In the Coastal Batholith of the Western Cordillera in Peru, a Miocene rock cooling signal from both zircon and apatite (U-Th)/He thermochronologic systems characterizes three along-valley sample sites at 5, 8 and 12°S, while U-Pb zircon geochonologic ages on the same samples vary from late-Cretaceous to Oligocene. In the site at 12°S, along the Rio Rimac, the age spectra displays younging orogen-ward, indicating a spatial gradient in exhumation, where faster rock exhumation occurred in the internal part of the orogen, compared to the coast.

In summary, the results presented here constrain general rock uplift and exhumation timings of the Peruvian Andes. By the late Cretaceous, the Coastal Batholith was being emplaced, while a back-arc basin lie to the east, fed by Amazon cratonic units. Slow rock exhumation and possibly little relief growth affected the Western and Eastern Cordilleras until the early Miocene, where we show rock exhumation rates accelerated.

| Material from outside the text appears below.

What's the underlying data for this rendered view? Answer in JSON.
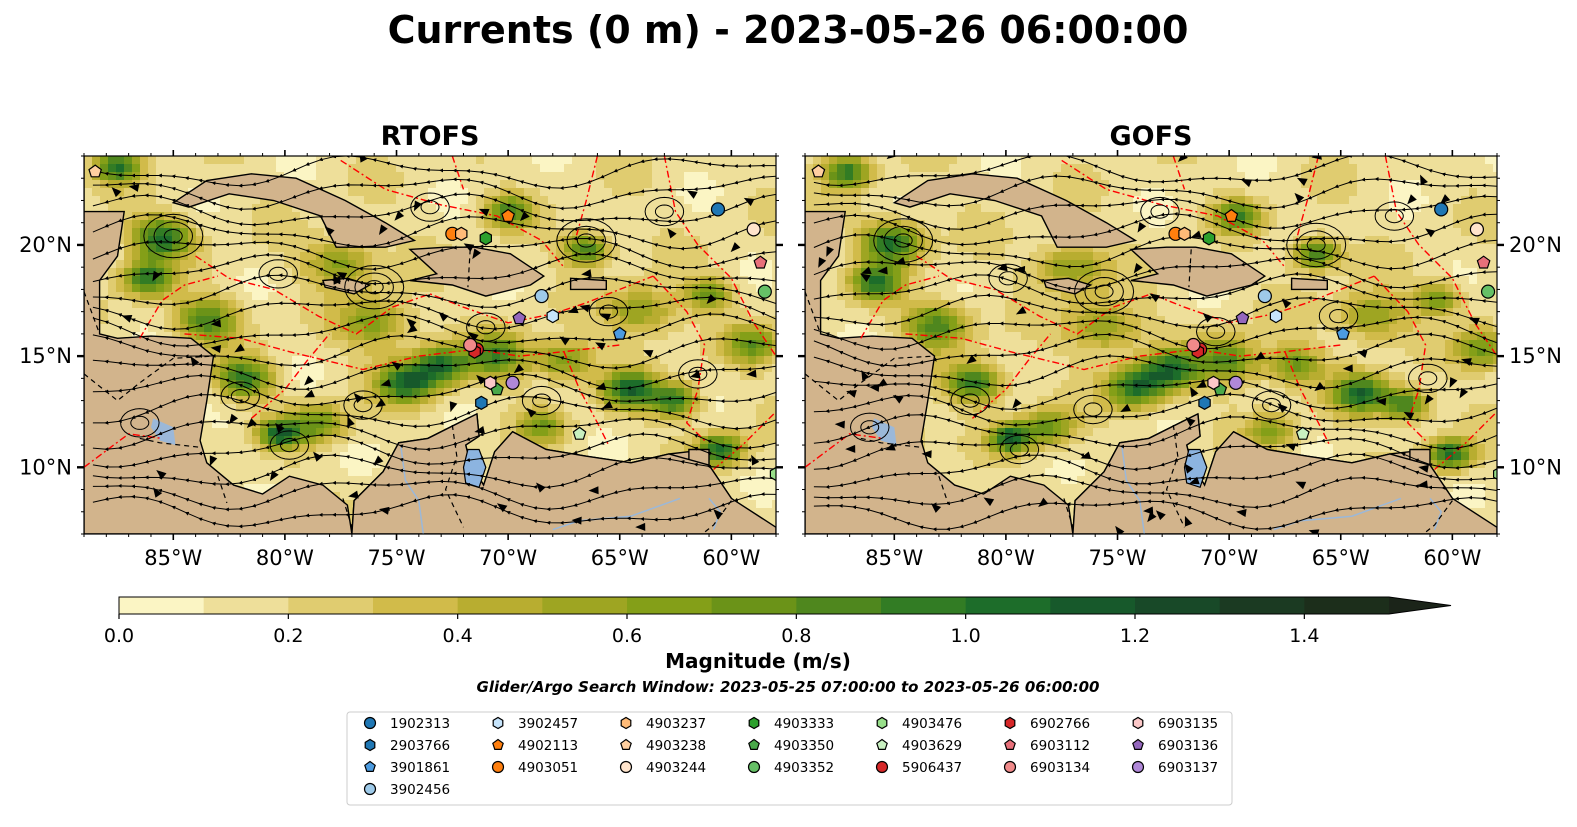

Secondly, we find that the general timings of regional rock exhumation in the north-central Peruvian Andes are similar to the timings of uplift and generation of modern topography documented in the Central Andean segment. Despite the tectonomorphic differences between the two regions, perhaps a unifying mechanism might exert a control on formation of the Andes. We suggest orogenesis and along-strike relief growth may be accomplished by a strong coupling of tectonic and climatic forces since Miocene time.